M23
A Rwandan-backed armed group that has controlled large areas of eastern DR Congo, including South Kivu, since February 2025, with no public-health or outbreak-management apparatus.
Last refreshed: 24 May 2026 · Appears in 1 active topic
Can Ebola containment succeed in eastern DRC without M23 cooperation?
Timeline for M23
Controlled territory where first South Kivu Ebola case occurred, with no outbreak-management apparatus
Pandemics and Biosecurity: Ebola crosses into M23-held South Kivu- Who is backing M23 rebels in eastern DRC?
- UN Group of Experts and Western governments have documented Rwandan military support for M23, including troops and weapons. Rwanda denies direct involvement, calling the accusations politically motivated.Source: UN Group of Experts / UNSC
- Why is M23 a problem for Ebola containment?
- M23 controls South Kivu, where the first Bundibugyo Ebola case outside Ituri appeared in May 2026. Rebel administration prevents WHO and DRC health teams from enforcing isolation, contact tracing, and SAFE-burial protocols in that territory.Source: WHO / Lowdown
- When did M23 take control of South Kivu?
- M23 established control over large parts of South Kivu province by February 2025, following a renewed military advance that began in 2021.Source: UN / DRC conflict reporting
- What peace process is meant to resolve the M23 conflict?
- The AU-brokered Luanda peace process, with parallel Nairobi talks, calls for M23 withdrawal as a precondition for Ceasefire. As of May 2026, M23 remains in control of its territory.Source: African Union / UN
Background
The March 23 Movement (M23) is an armed group operating in eastern Democratic Republic of Congo, backed by Rwanda and, according to UN experts, supplied with weapons, troops, and logistical support from Kigali (an allegation Rwanda denies). After re-emerging in 2021, M23 seized control of large swathes of North and South Kivu by February 2025, advancing on Goma and displacing hundreds of thousands of civilians. The group operates a parallel administration in territories it holds but has no functional public-health or outbreak-management apparatus.
In the context of the 2026 Bundibugyo Ebola outbreak, M23 control of South Kivu became a direct biosecurity liability. When the first confirmed Bundibugyo case outside Ituri Province appeared in M23-held territory on 21 May 2026, responders found the patient had died before diagnosis; residents torched a treatment facility on arrival. The WHO and DRC health ministry cannot enforce isolation, SAFE-burial, or contact-tracing norms in rebel-held areas without tacit M23 cooperation, which has not been forthcoming.

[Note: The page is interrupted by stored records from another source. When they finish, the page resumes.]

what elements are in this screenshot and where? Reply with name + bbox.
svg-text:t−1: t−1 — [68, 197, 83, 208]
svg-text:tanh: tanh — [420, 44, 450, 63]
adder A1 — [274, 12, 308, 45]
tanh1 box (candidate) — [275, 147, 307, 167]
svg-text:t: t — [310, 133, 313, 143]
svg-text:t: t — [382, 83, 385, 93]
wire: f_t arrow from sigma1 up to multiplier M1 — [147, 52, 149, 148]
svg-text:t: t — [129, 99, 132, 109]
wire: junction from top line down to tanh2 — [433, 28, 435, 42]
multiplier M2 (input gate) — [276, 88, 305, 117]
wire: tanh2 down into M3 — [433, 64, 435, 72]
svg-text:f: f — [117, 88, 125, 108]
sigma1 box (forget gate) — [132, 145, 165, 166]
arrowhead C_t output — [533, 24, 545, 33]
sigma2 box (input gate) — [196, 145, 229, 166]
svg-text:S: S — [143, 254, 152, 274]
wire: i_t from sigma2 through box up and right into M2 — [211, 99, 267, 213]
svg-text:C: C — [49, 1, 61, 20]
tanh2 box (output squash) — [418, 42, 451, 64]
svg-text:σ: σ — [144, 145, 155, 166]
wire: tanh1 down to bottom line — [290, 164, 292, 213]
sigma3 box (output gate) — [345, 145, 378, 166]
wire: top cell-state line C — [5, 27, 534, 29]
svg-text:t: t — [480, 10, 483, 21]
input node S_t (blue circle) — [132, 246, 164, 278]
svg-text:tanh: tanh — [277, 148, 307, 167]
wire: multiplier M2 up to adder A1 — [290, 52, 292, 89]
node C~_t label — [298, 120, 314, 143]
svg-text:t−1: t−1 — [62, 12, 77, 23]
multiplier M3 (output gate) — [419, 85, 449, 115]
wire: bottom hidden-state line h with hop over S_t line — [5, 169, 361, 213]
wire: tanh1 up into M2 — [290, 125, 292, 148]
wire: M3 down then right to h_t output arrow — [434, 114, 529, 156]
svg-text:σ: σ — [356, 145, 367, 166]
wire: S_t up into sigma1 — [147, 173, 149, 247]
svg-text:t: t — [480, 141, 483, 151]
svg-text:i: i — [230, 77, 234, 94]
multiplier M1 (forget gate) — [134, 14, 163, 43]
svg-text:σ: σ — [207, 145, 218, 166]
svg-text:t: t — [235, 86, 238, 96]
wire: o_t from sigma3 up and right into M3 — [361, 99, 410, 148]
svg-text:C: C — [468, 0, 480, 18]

Beyond the outbreak, M23 sits at the intersection of the broader DRC conflict, regional geopolitics, and the AU-brokered Nairobi and Luanda peace processes. Rwanda's strategic interest centres on resource access and security concerns about Hutu militia remnants (FDLR) sheltering in eastern Congo. M23's advance has drawn condemnation from the US, EU, and UN Security Council, with targeted sanctions applied against senior commanders. The group's territorial control remains the single largest obstacle to effective outbreak containment in eastern DRC.